Contratto. Ultimatum dirigenza medica e sanitaria: “Senza convocazione sarà sciopero nazionale il 23 febbraio”

Contratto. Ultimatum dirigenza medica e sanitaria: “Senza convocazione sarà sciopero nazionale il 23 febbraio”

Contratto. Ultimatum dirigenza medica e sanitaria: “Senza convocazione sarà sciopero nazionale il 23 febbraio”
L'annuncio dell'Intersindacale di medici, veterinari e dirigenti sanitari, lanciato da tutte le sigle sindacali in rappresentanza di 150 mila professionisti per sbloccare l’apertura della trattativa per il rinnovo del contratto 2016-2018. Oltre alla richiesta di un incontro urgente con il Ministro della Funzione pubblica, è stata annunciata una denuncia alle Procure per omissione di atti di ufficio rispetto alla sentenza della Corte Costituzionale del luglio 2015.

In mancanza della convocazione per aprire le trattative contrattuali, sarà sciopero nazionale il 23 febbraio anticipato da una serie di iniziative che saranno attuate a partire dal 12 febbraio.
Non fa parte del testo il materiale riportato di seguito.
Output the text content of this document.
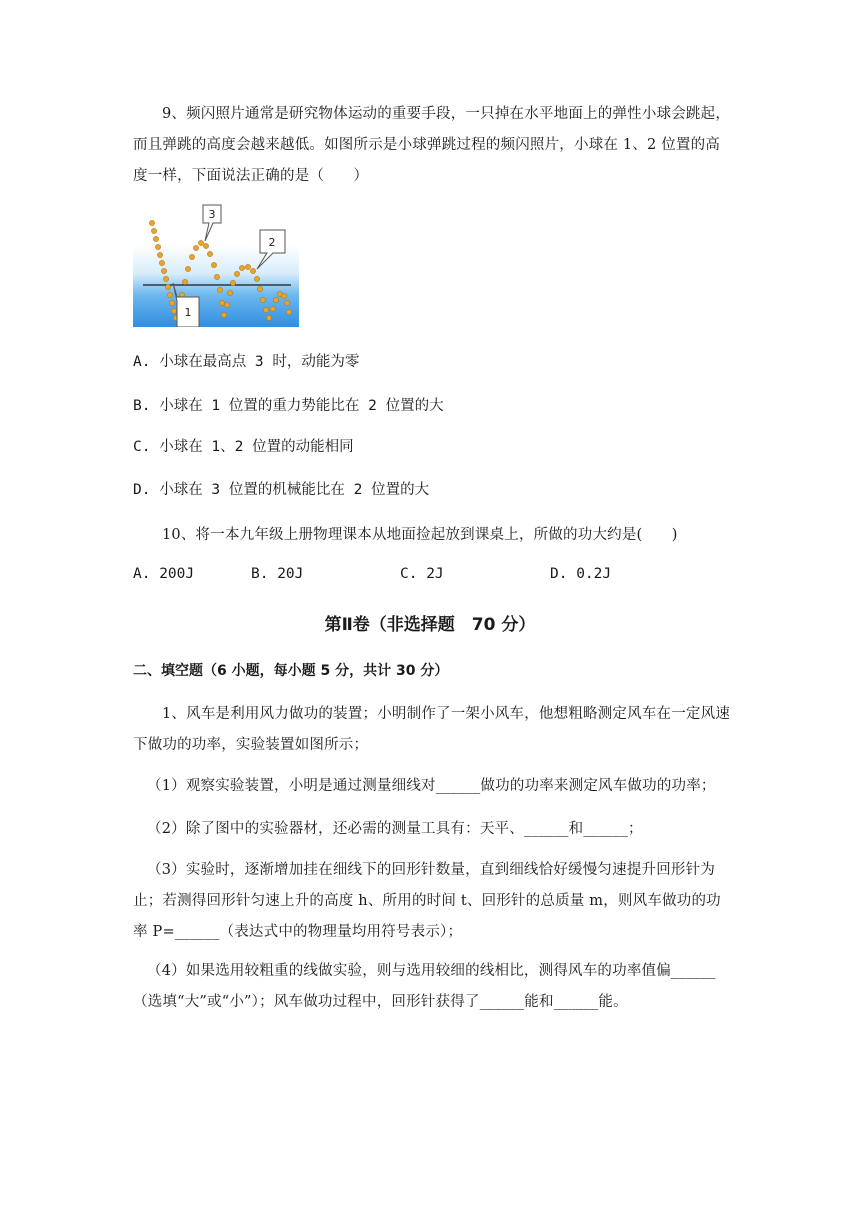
9、频闪照片通常是研究物体运动的重要手段，一只掉在水平地面上的弹性小球会跳起，而且弹跳的高度会越来越低。如图所示是小球弹跳过程的频闪照片，小球在 1、2 位置的高度一样，下面说法正确的是（　　）
3
2
1
A. 小球在最高点 3 时，动能为零
B. 小球在 1 位置的重力势能比在 2 位置的大
C. 小球在 1、2 位置的动能相同
D. 小球在 3 位置的机械能比在 2 位置的大
10、将一本九年级上册物理课本从地面捡起放到课桌上，所做的功大约是(　　)
A. 200J	B. 20J	C. 2J	D. 0.2J
第Ⅱ卷（非选择题　70 分）
二、填空题（6 小题，每小题 5 分，共计 30 分）
1、风车是利用风力做功的装置；小明制作了一架小风车，他想粗略测定风车在一定风速下做功的功率，实验装置如图所示；
（1）观察实验装置，小明是通过测量细线对______做功的功率来测定风车做功的功率；
（2）除了图中的实验器材，还必需的测量工具有：天平、______和______；
（3）实验时，逐渐增加挂在细线下的回形针数量，直到细线恰好缓慢匀速提升回形针为止；若测得回形针匀速上升的高度 h、所用的时间 t、回形针的总质量 m，则风车做功的功率 P=______（表达式中的物理量均用符号表示）；
（4）如果选用较粗重的线做实验，则与选用较细的线相比，测得风车的功率值偏______（选填“大”或“小”）；风车做功过程中，回形针获得了______能和______能。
Questo l’ultimatum dei medici, veterinari e dirigenti sanitari, lanciato da tutte le sigle sindacali in rappresentanza di 150 mila professionisti per sbloccare finalmente l’apertura della trattativa per il rinnovo del contratto 2016-2018.
 
A siglare la richiesta, Anaao Assomed – Cimo – Aaroi-Emac – Fp Cgil Medici E Dirigenti Ssn – Fvm Federazione Veterinari E Medici – Fassid (Aipac-Aupi-Simet-Sinafo-Snr) – Cisl Medici – Fesmed – Anpo-Ascoti-Fials Medici – Uil Fpl Coordinamento Nazionale Delle Aree Contrattuali Medica, Veterinaria Sanitaria.

Si alzano dunque i toni della protesta con:
– richiesta di incontro urgente al Ministro della Funzione pubblica in quanto organo politico che deve vigilare sull’attività dell’Aran;
– denuncia alle Procure della Repubblica per omissione di atti di ufficio rispetto alla sentenza della Corte Costituzionale del luglio 2015 che ha stabilito lo sblocco dei contratti;
– presidio alla sede Aran il 15 febbraio;
– assemblee il 22 febbraio in tutte le Aziende Sanitarie;
– sciopero nazionale di 24 ore il 23 febbraio.
 
"La decisione di spostare la data dello sciopero dal 8 e 9 al 23 febbraio è stata dettata solo dal senso di responsabilità che ci lega soprattutto ai nostri pazienti ai quali non vogliamo procurare ulteriori disagi. Non è più possibile continuare a negare a migliaia di professionisti in barba alla Costituzione il diritto a contrattare le condizioni che regolano il proprio lavoro", spiega l'Intersindacale in una nota.